Reinickendorf
Tarifstreit

Flughäfen Tegel und Schönefeld drohen Streiks

Mitarbeiter des Boden- und Sicherheitspersonals klagen über schlimme Arbeitsbedingungen. Verdi warnt vor massiven Einschränkungen.

Im Juni 2014 streikten Mitarbeiter des Bodenpersonals in Tegel und Schönefeld

Im Juni 2014 streikten Mitarbeiter des Bodenpersonals in Tegel und Schönefeld

Foto: dpa

Berlin.  An den Berliner Flughäfen drohen Arbeitsniederlegungen mit massiven Folgen: Mitarbeiter des Boden- und Sicherheitspersonals in Tegel und Schönefeld klagen über katastrophale Arbeitsbedingungen und wollen nach Informationen der Berliner Morgenpost deshalb streiken.

Beim Dienstleistungskonzern Wisag etwa, der für die Abfertigung von Passagieren und Flugzeugen zuständig ist, erwägen die Mitarbeiter, ihre Arbeit niederzulegen. Die Gewerkschaft Verdi schließt „massive Einschränkungen im Berliner Luftverkehr Anfang 2017“ nicht aus. Ein Angestellter eines Wisag-Subunternehmens prognostiziert: „In Berlin wird Chaos ausbrechen.“

Auf dem Flughafen Tegel bleiben die Passagierbusse aus

Auslöser ist ein Tarifstreit. Verdi hat den zum Ende des Jahres auslaufenden Flächentarifvertrag für Luftverkehrs­bodendienste an Flughäfen gekündigt, um bessere Bedingungen auszuhandeln. Parallel hat die Wisag die Überleitungsverträge gekündigt. Diese garantieren den Mitarbeitern des 2008 übernommenen Flughafendienstleisters GlobeGround bis Ende 2016 ihr früheres Gehalt. Die Wisag spricht von einem „üblichen Vorgehen, damit ab November ein Verbandstarifvertrag ganzheitlich ausgehandelt werden kann“.

Job am Flughafen - Vom Traum zum Albtraum

Die Beschäftigen spekulieren indes, dass die Wisag die durch einen neuen Tarifvertrag drohenden Lohnsteigerungen über Gehaltseinsparungen bei den Ex-GlobeGround-Mitarbeitern ausgleichen will. Verdi beklagt, dass „prekäre Arbeitsverhältnisse“ geschaffen werden sollen.
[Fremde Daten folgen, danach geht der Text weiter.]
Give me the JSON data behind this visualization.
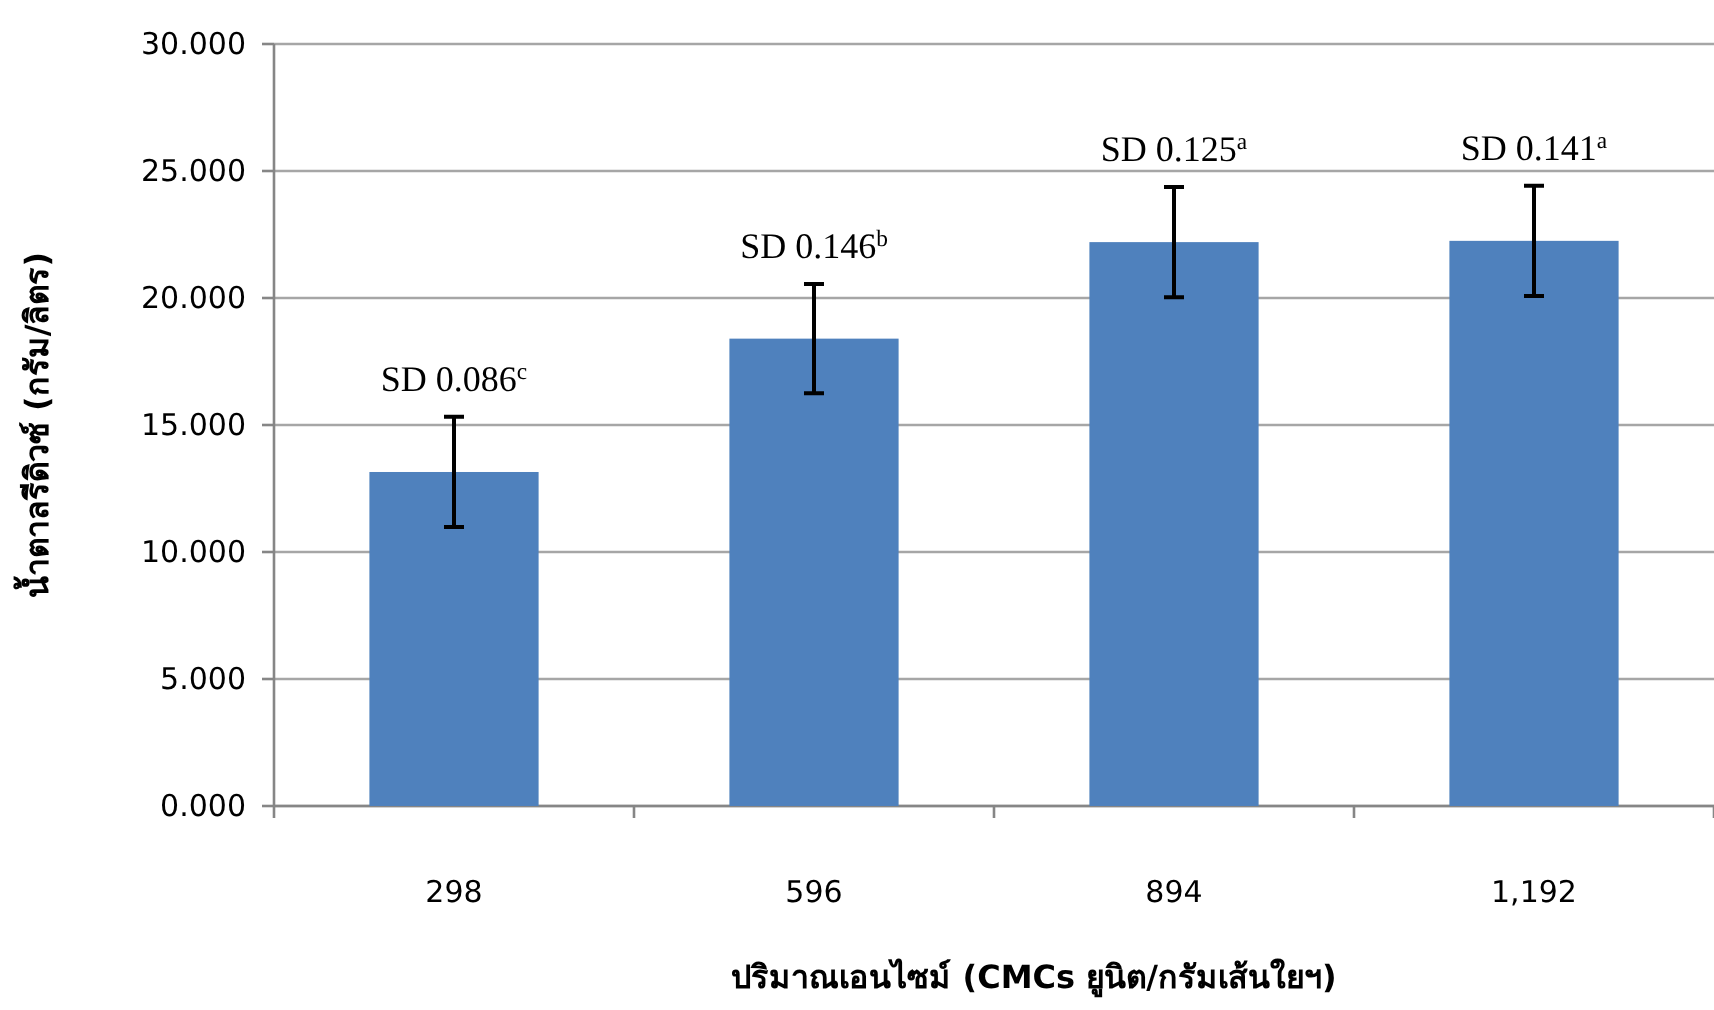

Sollte sich die Wisag bei den aktuellen Verhandlungen nicht bewegen, müsse gestreikt werden.

Securitas-Mitarbeiter: Schichten "wahre Horror-Tour"

Im Tarifkonflikt befindet sich Verdi auch mit dem Bundesverband der Sicherheitswirtschaft, der die 2500 Beschäftigten der Firma Securitas an den Airports vertritt. Nach Auslaufen des Tarifvertrags Ende Oktober wurde bis Jahresende ein Übergangstarif mit Lohnsteigerungen zwischen drei und fünf Prozent ausgehandelt. Statt den nun 16,10 Euro Stundenlohn fordert Verdi künftig 19 Euro. Streik bei den Sicherheitsmitarbeitern sei jedoch nicht das Ziel, heißt es. Man gehe von einer Einigung im Dezember aus. Falls doch gestreikt werde, wolle man sich mit den Kollegen vom Bodenpersonal abstimmen.

Verdi macht Lohndumping für Koffer-Chaos verantwortlich

Die Sicherheitskräfte der Securitas fordern nicht nur mehr Geld, sie wollen auch bessere Arbeitsbedingungen. Ein Mitarbeiter bezeichnet seine Schichten als „wahre Horrortortur“. Pro Tag müssten bis zu 2500 Passagiere abgefertigt werden. Es gebe keine richtigen Pausen, gegessen werden dürfe nur in den Kontrollkabinen oder im Gepäckkeller. Angestellte der Wisag berichten derweil von einem Krankenstand von 15 bis 20 Prozent, ausgelöst durch überlastete Mitarbeiter. Wegen der angespannten Personalsituation träten auch Sicherheitsmängel auf.

Die Wisag weist die Vorwürfe von Verdi und den Mitarbeitern zurück. Das Unternehmen will auch von einem Streik nichts wissen. „Eine reibungslose Leistungserbringung ist nicht gefährdet“, sagte eine Sprecherin. Auch die Flughafengesellschaft Berlin Brandenburg weiß nach eigenen Angaben nichts von einem drohenden Streik des Bodenpersonals.